For this purpose, 1200 kittens with their age ranging between 2 to 4 months old, were taken understudy to compare with how often the cats went to a veterinarian for gastrointestinal symptoms such as vomiting or diarrhea when they were between 6 to 30 months old.
What Factors Were Considered?
The factors considered during 2 to 4 months were kitten’s main diet, supplementary foods i.e. raw fresh foods, cooked fresh foods and cow’s milk or cream, whether the cats had vomiting or diarrhea, and the presence of worms. The diets were examined whether or not they met the World Small Animal Veterinary Association (WSAVA) recommendations.
What Were the Findings?
It was found that kittens going through gastrointestinal symptoms were likely to visit the veterinarian for the same disease at least 2 times later in life while the supplementary food and worms did not affect this regard.
The most important finding revealed that kittens that are not provided the standard diet i.e. according to WSAVA recommendations are more likely to develop gastrointestinal diseases later in life. The possible reasons were assumed to be the differences in the gastrointestinal system’s bacteria or immune function due to different ingredients, nutritional profile, or quality control in diets.

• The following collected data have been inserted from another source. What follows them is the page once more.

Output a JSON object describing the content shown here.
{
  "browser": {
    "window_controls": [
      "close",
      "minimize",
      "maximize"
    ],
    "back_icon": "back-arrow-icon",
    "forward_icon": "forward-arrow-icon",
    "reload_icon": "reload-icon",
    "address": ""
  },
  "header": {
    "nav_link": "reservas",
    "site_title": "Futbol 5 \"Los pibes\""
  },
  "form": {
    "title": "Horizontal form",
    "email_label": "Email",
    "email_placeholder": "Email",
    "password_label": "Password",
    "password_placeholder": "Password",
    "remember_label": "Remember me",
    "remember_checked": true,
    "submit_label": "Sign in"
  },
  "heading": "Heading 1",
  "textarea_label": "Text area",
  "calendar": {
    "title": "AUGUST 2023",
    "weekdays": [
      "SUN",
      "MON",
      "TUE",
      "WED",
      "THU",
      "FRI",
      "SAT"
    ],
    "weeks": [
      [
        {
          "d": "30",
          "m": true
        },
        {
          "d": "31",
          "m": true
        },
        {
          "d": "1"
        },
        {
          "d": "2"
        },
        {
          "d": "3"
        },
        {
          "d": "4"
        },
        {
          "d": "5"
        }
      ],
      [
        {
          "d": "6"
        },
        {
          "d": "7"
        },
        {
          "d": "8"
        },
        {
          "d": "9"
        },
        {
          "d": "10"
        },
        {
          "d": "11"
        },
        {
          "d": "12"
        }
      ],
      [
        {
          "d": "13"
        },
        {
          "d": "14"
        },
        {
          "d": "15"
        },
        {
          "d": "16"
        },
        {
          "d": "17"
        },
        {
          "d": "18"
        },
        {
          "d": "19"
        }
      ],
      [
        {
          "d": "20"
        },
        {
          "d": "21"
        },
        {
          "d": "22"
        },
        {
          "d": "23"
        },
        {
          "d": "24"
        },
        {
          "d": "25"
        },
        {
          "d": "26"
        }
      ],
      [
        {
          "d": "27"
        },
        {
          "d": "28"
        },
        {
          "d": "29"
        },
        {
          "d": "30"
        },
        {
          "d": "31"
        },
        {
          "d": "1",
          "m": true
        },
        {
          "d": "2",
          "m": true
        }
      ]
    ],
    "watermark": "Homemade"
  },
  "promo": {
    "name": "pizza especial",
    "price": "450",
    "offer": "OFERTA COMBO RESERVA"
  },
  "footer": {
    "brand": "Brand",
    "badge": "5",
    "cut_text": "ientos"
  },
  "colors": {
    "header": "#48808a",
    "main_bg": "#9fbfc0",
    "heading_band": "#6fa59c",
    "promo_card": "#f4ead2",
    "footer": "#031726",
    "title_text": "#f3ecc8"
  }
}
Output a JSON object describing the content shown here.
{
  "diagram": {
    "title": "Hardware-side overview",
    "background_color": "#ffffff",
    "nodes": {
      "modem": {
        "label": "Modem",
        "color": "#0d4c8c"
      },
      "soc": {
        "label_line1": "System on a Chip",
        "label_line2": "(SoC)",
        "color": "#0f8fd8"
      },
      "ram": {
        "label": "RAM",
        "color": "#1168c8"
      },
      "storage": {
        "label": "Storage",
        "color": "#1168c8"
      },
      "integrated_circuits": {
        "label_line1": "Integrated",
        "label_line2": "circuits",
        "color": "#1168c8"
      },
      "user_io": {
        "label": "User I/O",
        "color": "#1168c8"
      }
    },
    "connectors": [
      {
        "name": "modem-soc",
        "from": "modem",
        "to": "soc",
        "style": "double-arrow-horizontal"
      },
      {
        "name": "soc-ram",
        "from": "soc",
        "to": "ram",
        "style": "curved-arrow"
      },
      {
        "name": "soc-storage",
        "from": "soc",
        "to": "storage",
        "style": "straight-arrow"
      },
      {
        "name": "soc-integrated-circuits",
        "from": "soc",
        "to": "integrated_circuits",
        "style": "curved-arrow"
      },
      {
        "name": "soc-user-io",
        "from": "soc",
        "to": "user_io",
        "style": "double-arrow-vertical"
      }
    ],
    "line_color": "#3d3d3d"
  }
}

Certain other factors were also assumed such as time of weaning, antibiotic use, different levels of veterinary care, or even what the mother ate, which were not evaluated.
Are these Final Results?
These findings do not hold the status of verified results. These further need to be verified by research scientists. This study is the first step towards recognizing the impacts of early diet in cats. Further finding on this research area would help in reducing the risks for gastrointestinal diseases in cats, ultimately improving their health.